The acquisition reflects Citrix’s push towards a recurring revenue business model.
Citrix has announced that it will indeed acquire the SaaS project management platform Wrike from Vista Equity Partners, who themselves acquired Wrike only 2 years ago. Citrix will provide the $2.25 billion purchase amount in cash, according to reports.
The announcement confirms the rumours that had been swirling about a possible deal earlier this week and which we reported here.
A match made for post-COVID work environments
The Citix platform securely delivers the resources an employee needs to be productive in one unified experience, while Wrike’s platform streamlines collaboration and work execution, providing employees with additional tools to work efficiently and securely wherever they may be.
The addition of Wrike’s cloud-delivered capabilities will accelerate Citrix’s business model transition to the cloud, the company reported.

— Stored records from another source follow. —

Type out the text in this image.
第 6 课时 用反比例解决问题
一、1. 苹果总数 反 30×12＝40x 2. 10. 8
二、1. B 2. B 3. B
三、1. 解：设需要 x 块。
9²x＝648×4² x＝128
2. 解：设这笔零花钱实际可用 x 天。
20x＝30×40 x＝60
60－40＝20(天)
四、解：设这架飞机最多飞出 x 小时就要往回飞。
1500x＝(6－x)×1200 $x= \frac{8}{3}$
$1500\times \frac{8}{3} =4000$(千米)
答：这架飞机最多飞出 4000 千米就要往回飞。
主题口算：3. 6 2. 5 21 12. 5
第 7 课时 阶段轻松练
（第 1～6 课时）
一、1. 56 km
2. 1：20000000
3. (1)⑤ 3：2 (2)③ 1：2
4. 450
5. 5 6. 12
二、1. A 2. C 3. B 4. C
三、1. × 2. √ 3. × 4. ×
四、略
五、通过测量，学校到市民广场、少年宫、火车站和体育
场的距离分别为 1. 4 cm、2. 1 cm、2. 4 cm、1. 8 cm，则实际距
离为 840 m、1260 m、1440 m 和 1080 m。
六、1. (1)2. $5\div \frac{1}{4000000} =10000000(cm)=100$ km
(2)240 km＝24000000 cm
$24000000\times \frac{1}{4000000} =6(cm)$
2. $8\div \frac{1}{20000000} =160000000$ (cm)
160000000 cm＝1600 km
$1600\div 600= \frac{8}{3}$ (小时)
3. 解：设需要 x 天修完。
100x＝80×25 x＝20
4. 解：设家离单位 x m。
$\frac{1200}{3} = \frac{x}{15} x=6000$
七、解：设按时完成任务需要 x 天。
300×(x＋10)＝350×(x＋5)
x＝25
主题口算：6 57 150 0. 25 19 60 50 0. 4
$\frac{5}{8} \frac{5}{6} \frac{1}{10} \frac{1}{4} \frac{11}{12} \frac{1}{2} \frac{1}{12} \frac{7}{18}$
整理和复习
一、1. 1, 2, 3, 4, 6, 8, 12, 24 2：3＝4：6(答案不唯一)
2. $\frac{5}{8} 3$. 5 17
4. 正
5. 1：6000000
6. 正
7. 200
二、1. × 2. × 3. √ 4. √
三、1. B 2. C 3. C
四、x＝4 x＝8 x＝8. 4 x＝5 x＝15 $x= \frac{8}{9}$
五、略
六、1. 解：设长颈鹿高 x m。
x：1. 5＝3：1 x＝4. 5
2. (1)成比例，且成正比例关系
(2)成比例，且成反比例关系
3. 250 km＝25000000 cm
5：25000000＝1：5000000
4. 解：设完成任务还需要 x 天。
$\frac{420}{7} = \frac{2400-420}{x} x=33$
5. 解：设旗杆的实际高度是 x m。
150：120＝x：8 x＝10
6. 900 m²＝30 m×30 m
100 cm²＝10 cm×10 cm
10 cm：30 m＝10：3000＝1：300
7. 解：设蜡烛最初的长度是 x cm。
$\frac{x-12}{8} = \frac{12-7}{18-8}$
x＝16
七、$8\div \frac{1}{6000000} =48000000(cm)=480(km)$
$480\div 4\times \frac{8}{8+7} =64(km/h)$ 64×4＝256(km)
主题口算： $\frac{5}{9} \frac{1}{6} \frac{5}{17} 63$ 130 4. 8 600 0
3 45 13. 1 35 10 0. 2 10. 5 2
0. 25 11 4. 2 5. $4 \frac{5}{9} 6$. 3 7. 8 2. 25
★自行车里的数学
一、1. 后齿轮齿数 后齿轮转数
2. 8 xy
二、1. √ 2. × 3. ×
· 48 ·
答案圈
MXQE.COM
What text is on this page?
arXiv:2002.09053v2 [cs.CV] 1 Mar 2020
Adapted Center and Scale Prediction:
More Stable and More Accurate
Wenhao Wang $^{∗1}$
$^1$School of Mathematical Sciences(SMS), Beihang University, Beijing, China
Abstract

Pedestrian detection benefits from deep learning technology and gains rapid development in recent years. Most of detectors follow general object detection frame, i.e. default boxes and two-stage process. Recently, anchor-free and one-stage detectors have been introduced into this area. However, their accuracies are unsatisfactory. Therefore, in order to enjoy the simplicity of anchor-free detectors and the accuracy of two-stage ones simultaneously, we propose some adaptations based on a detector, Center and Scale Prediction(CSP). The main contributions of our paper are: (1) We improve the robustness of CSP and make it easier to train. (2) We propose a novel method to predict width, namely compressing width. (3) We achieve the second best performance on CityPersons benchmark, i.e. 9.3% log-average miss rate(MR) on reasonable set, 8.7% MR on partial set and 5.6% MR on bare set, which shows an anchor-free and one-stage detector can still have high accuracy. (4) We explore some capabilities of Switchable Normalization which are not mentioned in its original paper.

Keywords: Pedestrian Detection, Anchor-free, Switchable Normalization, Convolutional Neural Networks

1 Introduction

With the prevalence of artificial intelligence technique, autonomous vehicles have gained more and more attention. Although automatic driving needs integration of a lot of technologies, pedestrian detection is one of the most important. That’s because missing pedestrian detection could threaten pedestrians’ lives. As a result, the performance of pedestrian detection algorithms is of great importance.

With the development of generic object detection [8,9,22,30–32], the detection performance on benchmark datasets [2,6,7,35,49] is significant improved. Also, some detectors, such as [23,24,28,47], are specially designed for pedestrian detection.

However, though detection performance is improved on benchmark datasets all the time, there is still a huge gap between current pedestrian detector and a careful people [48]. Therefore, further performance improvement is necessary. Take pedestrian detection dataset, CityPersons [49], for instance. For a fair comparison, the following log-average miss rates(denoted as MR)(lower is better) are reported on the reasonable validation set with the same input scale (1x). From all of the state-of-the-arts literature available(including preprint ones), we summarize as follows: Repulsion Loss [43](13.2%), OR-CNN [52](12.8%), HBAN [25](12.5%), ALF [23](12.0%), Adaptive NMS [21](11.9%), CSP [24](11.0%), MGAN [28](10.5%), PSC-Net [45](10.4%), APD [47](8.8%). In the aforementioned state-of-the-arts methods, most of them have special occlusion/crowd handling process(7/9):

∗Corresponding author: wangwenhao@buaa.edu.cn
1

The acquisition also reflects Citrix’s strategy to become a complete SaaS-based work platform addressing the needs of various functional groups within the enterprise, they said.
“The Future of Work”
David Henshall, President and CEO, Citrix, explained the company’s forward-looking philosophy. “We believe that in the future, success will go to those companies that can support flexible and hybrid work models and provide a consistent, secure and efficient experience that removes the complexity and noise from work so employees can focus and perform at their best, wherever they happen to be.”
Andrew Filev, founder and CEO at Wrike, praised the synergistic nature of the deal in a blog post. “First, as part of the Citrix family we will be able to scale our product and accelerate our roadmap to deliver capabilities that will help our customers get more from their Wrike investment,” he said.
“We have always listened to our customers and have built our product based on their feedback — now we will be able to do more of that, faster,” Filev wrote.
Citrix said the two companies will operate independently until the deal closes, which it expects to happen in the first half of 2021.